Шрифт:
Интервал:
Закладка:
Мы связываемся веревкой, как вчера, я надеваю рюкзак… Надеваю и снимаю: вот так новости! Мой рюкзак стал легче в пять раз. Не рюкзак стал, а легкая подушка. Меня обобрали!
— Свинство! — громко говорю я и гляжу на ребят. Но они не хотят признаваться. Мой растерянный гнев не замечают. «Скандал!» — думаю я.
— Ты отбивал чечетку, вот и иди вперед, — добродушно командует Кирила.
И я, пристыженный, тихо и покорно иду впереди всех. Мы шагаем след в след через белое мертвое поле ледника, лавируя между зелеными трещинами-пропастями. Груз мой слишком легок, я стараюсь не вырываться вперед, но Кирила все же шутливо замечает мне:
— Эй, ты. убавь паруса!
Мне стыдно. Теперь, пожалуй, я имею право предложить Любке помощь. Когда, наконец, мы присаживаемся отдохнуть, я набираюсь смелости и, сделав шаг, останавливаюсь в самой решительной и неловкой позе.

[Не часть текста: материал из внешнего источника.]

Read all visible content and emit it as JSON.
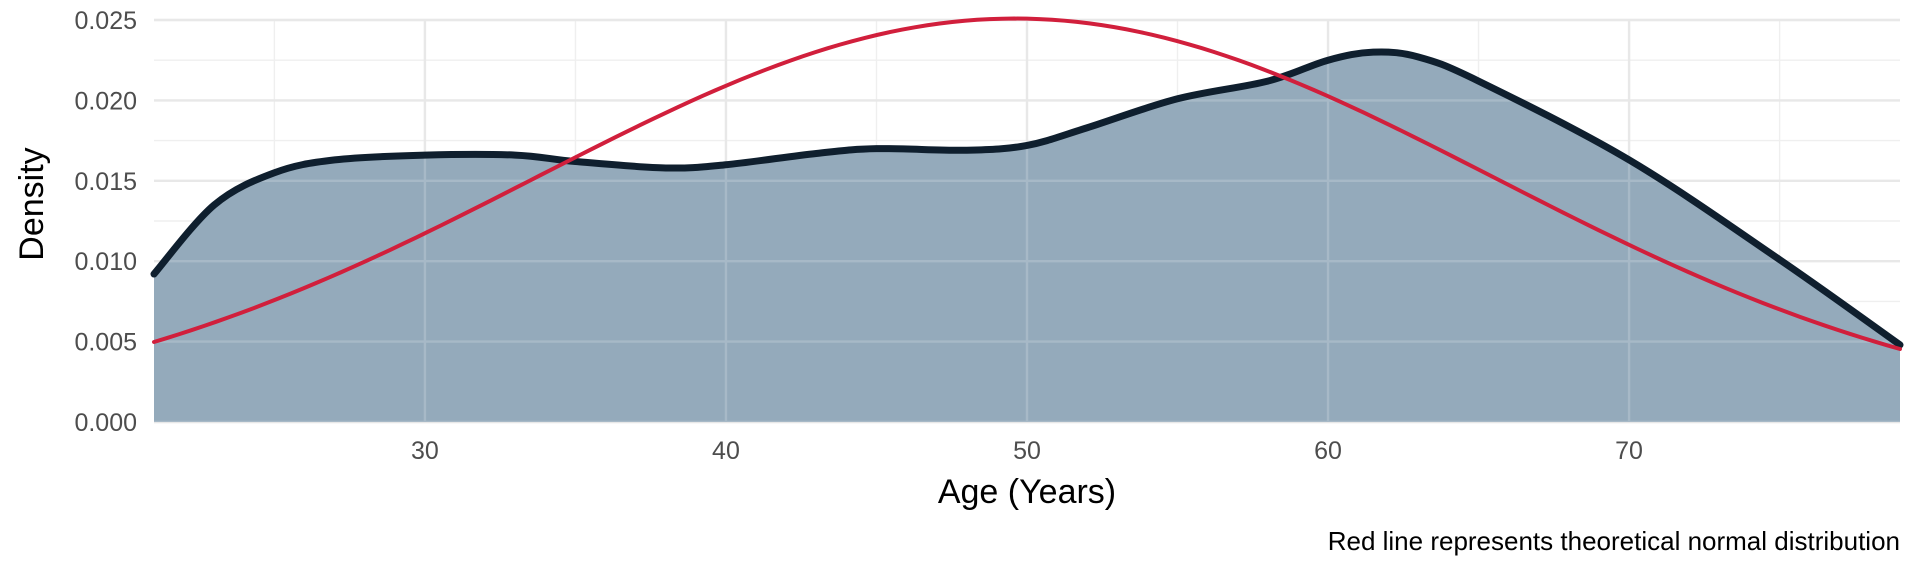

Любка угадала мои намерения, спокойно кладет руку на свой рюкзак, поворачивает ко мне исхудалое лицо. Она жует снег. Щеки ее запали.
Последняя остановка. Сбросив кладь, считаем и делим куски сахара, карманный запас. Мы торопимся, знаем, что вершину штурмовать надо, пока Адай спит и его снега еще не оттаяли.
И налегке, без рюкзаков, мы бросаемся на последний снеговой склон, взбираемся на острый его гребень и, балансируя, почти как канатоходцы, между двумя пропастями, проходим к скалам, лезем по камням вверх, вверх и вверх, и, наконец, — вот он, обдутый ветрами; обледенелый снежный купол — голова Адая.
Отсюда виден весь Кавказ, он под нами, все его дальние и близкие горы и снега, белые и лиловые тучи между хребтами. Я приподнимаю очки и через полминуты, почти ослепнув, опускаю — я всегда так делаю на вершинах и уношу после этого вниз, на землю, воспоминание о дорогой мне, самой чистой и потому суровой белизне, которая недоступна нашим слабым глазам. Любка, Любка, без тебя я, пожалуй, не добрался бы до головы Адая. Я хочу поблагодарить ее, хочу держать речь:
— Кирила, Любка! Я ведь поднимаюсь в первый раз после войны!..
Но Кирила командует:
— Вниз!
Он уже успел «оформить» наше восхождение — вложил записку в пирамидку, сложенную из камней около темени Адая.
Мы съезжаем к скалам на подошвах, как на лыжах; почти бегом минуем скалы. Затем сматываем веревку, и Кирила первый, правя ледорубом, летит вниз на подошвах, поднимает снежный вихрь, — прямо к нашим рюкзакам.
Когда я спускаюсь, Кирила уже ждет меня, подняв очки на лоб, и у ног его — развязанный рюкзак Любки и моя палатка:
— Н-да-а, — говорит он. — Ну-ка спляши еще раз чечетку, — и смотрит на меня близорукими бледно-голубыми глазами. На меня и на мою ногу. «Вот спустимся, я тебе задам», — говорят его глаза.
Осторожно, шаг за шагом, к нам спускается Любка, и все трое мы не глядим друг на друга.
— Яблок у нас не осталось, кораблики? — спрашивает Любка устало.
— На, дай ей, — Кирила тайком сует мне свое уцелевшее яблоко.
— Люба, — говорю я, — бери. Вот так. Этого восхождения мы с Кирилой никогда не забудем.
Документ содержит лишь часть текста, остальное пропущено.